18 May 2008

Voices 18

I'm home from my conference. This was an awesome weekend. I, and a few of my colleagues, had the great opportunity to learn and discover some new skills and tools we can use in the workplace pertaining to leadership and helping ourselves and those we supervise grow.

It started yesterday early, and we went through a program called the 4 Lenses. We had to first look at 4 cards with pictures and put them in order of what we thought we were and rank them. Then we read the back of the cards and put those in rank order (some of mine matched, others didn't, with what I had previously picked). Then we answered 10 questions putting the four answers into rank order again. This all ended up with determining our color - or lens - with how we function in the world. I ended up a Gold - which is someone who is organized and likes to follow rules and structures. Shocking, considering the job I'm in. (That's sarcasm, for those of you who don't know me).

But in some ways it was shocking because as we went through some exercises I could really see me more in the Green group - these were the analytical ones, those who thought things out more. I really wasn't an Orange - those who like to have fun; I have stronger Blue tendencies - these are the touchy feely ones. I'm generalizing a lot on this because if I were to try to explain it this post would go on for a week.

It was a good exercise though. I do like structure. I like knowing what is expected. I like schedules and deadlines - they help me to stay focused and get organized. Some may question my organization abilities but as my college boyfriend said once, I am the Queen of NLPs (Neat Little Piles).

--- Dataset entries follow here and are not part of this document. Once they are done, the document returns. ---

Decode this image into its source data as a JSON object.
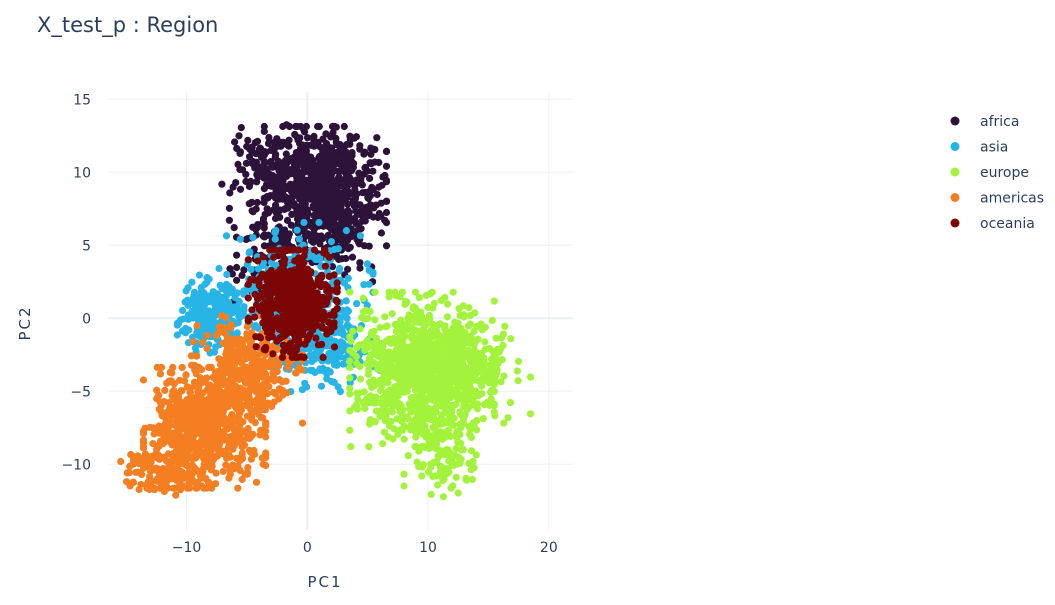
{
  "chart_data": {
    "type": "scatter",
    "title": "X_test_p : Region",
    "xlabel": "PC1",
    "ylabel": "PC2",
    "xlim": [
      -16.5,
      22
    ],
    "ylim": [
      -14.5,
      15.5
    ],
    "xticks": [
      -10,
      0,
      10,
      20
    ],
    "yticks": [
      -10,
      -5,
      0,
      5,
      10,
      15
    ],
    "xtick_labels": [
      "−10",
      "0",
      "10",
      "20"
    ],
    "ytick_labels": [
      "−10",
      "−5",
      "0",
      "5",
      "10",
      "15"
    ],
    "grid": true,
    "legend_position": "top-right",
    "series": [
      {
        "name": "africa",
        "color": "#2d1339",
        "clusters": [
          {
            "cx": 1.5,
            "cy": 9,
            "sx": 2.2,
            "sy": 1.8,
            "n": 700
          },
          {
            "cx": -2.5,
            "cy": 10.5,
            "sx": 2.0,
            "sy": 1.2,
            "n": 150
          },
          {
            "cx": -3,
            "cy": 5,
            "sx": 1.5,
            "sy": 2.0,
            "n": 140
          },
          {
            "cx": 2,
            "cy": 5.5,
            "sx": 1.8,
            "sy": 1.3,
            "n": 110
          }
        ]
      },
      {
        "name": "asia",
        "color": "#27b4e6",
        "clusters": [
          {
            "cx": -8,
            "cy": 0.2,
            "sx": 1.2,
            "sy": 1.2,
            "n": 260
          },
          {
            "cx": -1,
            "cy": 1.5,
            "sx": 2.8,
            "sy": 2.2,
            "n": 320
          },
          {
            "cx": 1.5,
            "cy": -1.8,
            "sx": 2.0,
            "sy": 1.4,
            "n": 180
          }
        ]
      },
      {
        "name": "europe",
        "color": "#a3f33c",
        "clusters": [
          {
            "cx": 9.5,
            "cy": -3.5,
            "sx": 2.6,
            "sy": 2.3,
            "n": 950
          },
          {
            "cx": 12.5,
            "cy": -3.5,
            "sx": 2.6,
            "sy": 1.6,
            "n": 250
          },
          {
            "cx": 11,
            "cy": -9,
            "sx": 1.3,
            "sy": 1.4,
            "n": 120
          }
        ]
      },
      {
        "name": "americas",
        "color": "#f47f22",
        "clusters": [
          {
            "cx": -8.5,
            "cy": -7.5,
            "sx": 2.2,
            "sy": 1.8,
            "n": 750
          },
          {
            "cx": -5,
            "cy": -3.5,
            "sx": 2.0,
            "sy": 1.6,
            "n": 330
          },
          {
            "cx": -12,
            "cy": -10.5,
            "sx": 1.5,
            "sy": 0.7,
            "n": 130
          }
        ]
      },
      {
        "name": "oceania",
        "color": "#7c0605",
        "clusters": [
          {
            "cx": -1.2,
            "cy": 1.0,
            "sx": 1.6,
            "sy": 1.6,
            "n": 650
          }
        ]
      }
    ]
  }
}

That took up most of Saturday. Then we had some down time and then a banquet. After the meal a hypnotist came and had a show for us. He ended up with 4 participants who stayed under the entire time of his show and that was a hoot. I wanted to try it and I started to see if I could while sitting in the crowd but my table mates kept talking and so I kept getting distracted. And I've never seen a hypnotist show so I kind of wanted to watch anyway.

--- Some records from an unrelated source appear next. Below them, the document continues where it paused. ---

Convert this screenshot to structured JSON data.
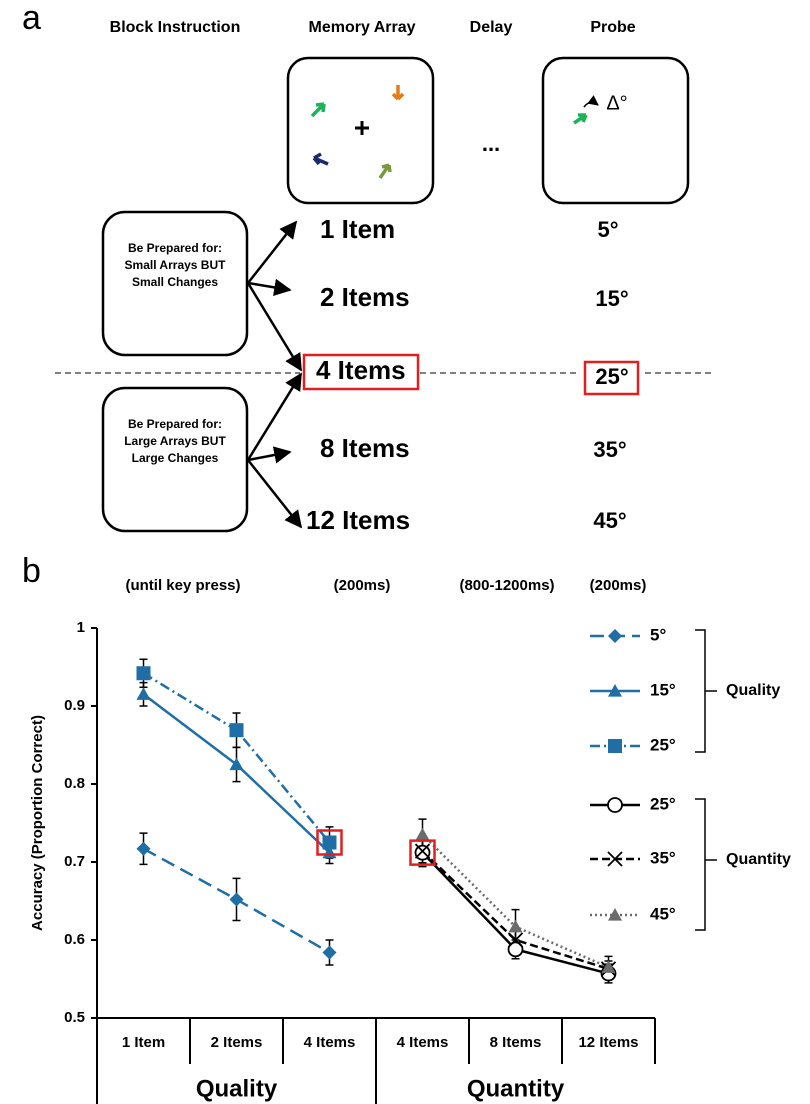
{
  "panel_a": {
    "label": "a",
    "columns": [
      "Block Instruction",
      "Memory Array",
      "Delay",
      "Probe"
    ],
    "delay_symbol": "...",
    "probe_symbol": "Δ°",
    "instructions": [
      "Be Prepared for: Small Arrays BUT Small Changes",
      "Be Prepared for: Large Arrays BUT Large Changes"
    ],
    "set_sizes": [
      "1 Item",
      "2 Items",
      "4 Items",
      "8 Items",
      "12 Items"
    ],
    "changes": [
      "5°",
      "15°",
      "25°",
      "35°",
      "45°"
    ],
    "timings": [
      "(until key press)",
      "(200ms)",
      "(800-1200ms)",
      "(200ms)"
    ]
  },
  "panel_b": {
    "label": "b"
  },
  "chart_data": {
    "type": "line",
    "y_label": "Accuracy (Proportion Correct)",
    "categories": [
      "1 Item",
      "2 Items",
      "4 Items",
      "4 Items",
      "8 Items",
      "12 Items"
    ],
    "groups": [
      "Quality",
      "Quantity"
    ],
    "legend_groups": [
      "Quality",
      "Quantity"
    ],
    "ylim": [
      0.5,
      1
    ],
    "yticks": [
      0.5,
      0.6,
      0.7,
      0.8,
      0.9,
      1
    ],
    "series": [
      {
        "name": "5°",
        "color": "#1f6ea6",
        "marker": "diamond",
        "line_style": "long-dash",
        "values": [
          0.717,
          0.652,
          0.584,
          null,
          null,
          null
        ],
        "errors": [
          0.02,
          0.027,
          0.016,
          null,
          null,
          null
        ]
      },
      {
        "name": "15°",
        "color": "#1f6ea6",
        "marker": "triangle",
        "line_style": "solid",
        "values": [
          0.915,
          0.825,
          0.712,
          null,
          null,
          null
        ],
        "errors": [
          0.015,
          0.022,
          0.014,
          null,
          null,
          null
        ]
      },
      {
        "name": "25°",
        "color": "#1f6ea6",
        "marker": "square",
        "line_style": "dash-dot",
        "values": [
          0.942,
          0.869,
          0.725,
          null,
          null,
          null
        ],
        "errors": [
          0.018,
          0.022,
          0.02,
          null,
          null,
          null
        ]
      },
      {
        "name": "25°",
        "color": "#000000",
        "marker": "circle-open",
        "line_style": "solid",
        "values": [
          null,
          null,
          null,
          0.712,
          0.588,
          0.557
        ],
        "errors": [
          null,
          null,
          null,
          0.018,
          0.012,
          0.012
        ]
      },
      {
        "name": "35°",
        "color": "#000000",
        "marker": "x",
        "line_style": "dashed",
        "values": [
          null,
          null,
          null,
          0.714,
          0.6,
          0.563
        ],
        "errors": [
          null,
          null,
          null,
          0.015,
          0.012,
          0.01
        ]
      },
      {
        "name": "45°",
        "color": "#6b6b6b",
        "marker": "triangle",
        "line_style": "dotted",
        "values": [
          null,
          null,
          null,
          0.735,
          0.617,
          0.565
        ],
        "errors": [
          null,
          null,
          null,
          0.02,
          0.022,
          0.014
        ]
      }
    ]
  }
}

It was crazy but what an experience. AES and I were sitting by each other and laughing so hard we both had tears streaming down our faces. It was hilarious. The hypnotist wasn't malicious - everything was done in sheer fun. It was good.

After that they had a little karaoke thing. AES and I sang together in high school so he kept prodding me to sing. I hate karaoke and having been sick I wasn't really up for it. Plus I hadn't been drinking because I don't usually drink and that usually helps my inhibitions to disappear and I can do at least one song. Well, I gave in when NA was trying to sing "Ode to Billy Joe" and didn't quite know it. And then I sang "Crazy" by Patsy Cline and called it good. The rest of the night I spent talking to the hypnotist (he was also the karaoke guy) and doing card and rope tricks...oh and bending spoons with my mind. I actually twisted one which was pretty cool and I kept it. :)

Yeah, yeah...I'm sure there are those readers thinking I'm naive to think that I actually bent the spoon with my mind. I wonder sometimes though. I really thought I felt the fork bending. The spoon twisting - I know that Ray did that before he put it in my hand but still a fun trick. But the fork bending...I know how he did it, but I do have a little Matrix in me and I wonder if it's not really possible sometimes.

Anyway, my roommate drank a lot so I wasn't looking forward to the night with her, but luckily she didn't hurl until this morning after her shower. I felt no sympathy. Last night she came up and was complaining that her supervisors were mean - "They keep buying me drinks." I said, "You don't have to drink them." Uh, duh. But she said that yes she did because they bought them for her, and that after the week she had with a different co-worker she needed to drink (despite the fact she drank every night while working with said co-worker).

I'm not a fan of drowning your misery in alcohol. I don't see the point when it's a depressant already. How does that help? She felt shitty this morning and I just didn't want to put up with it. I'm sure that makes me callous and rude, but that's how I felt. There are other avenues to work out issues you may have. She's good at bitching about them already; to add alcohol to it just drives me nuts. I'm sure some of this stems from my childhood, but a lot it stems from watching people mess up their lives with it.

Okay, off my soap box. Today we got to work on Strengths Finders a little. I really wish we would have gotten into this more. Oh2btigger asked about the "woo", and I realized I didn't explain SF that much.

A short version: SF is an assessment tool that people can use to find their strengths. We used this at my old job and as a department we all took the assessment and then used it to help understand how each other works well. My supervisor and I didn't match up on any trait - we were totally different. This helped both of us to understand better how to work with one another. I liked structure and set hours. She worked more off the seat of her pants and late into the evenings and random hours. Knowing this and other things helped us to work together better.

The kicker is that you need a code to take the assessment and you can only get the code by buying a book. We used Now, Discover Your Strengths, but they now have new one out that's the same thing called Strengths Finders 2.0.

The conference was really good. My hope is that people will use it and work on leadership and developing our employees more. We do great at the tough stuff, but our basic fundamentals need a lot of work. I'm crossing my fingers!

1 comment:

Anonymous said...

You really shouldn't feel bad for your roommate, but at least she didn't puke on you.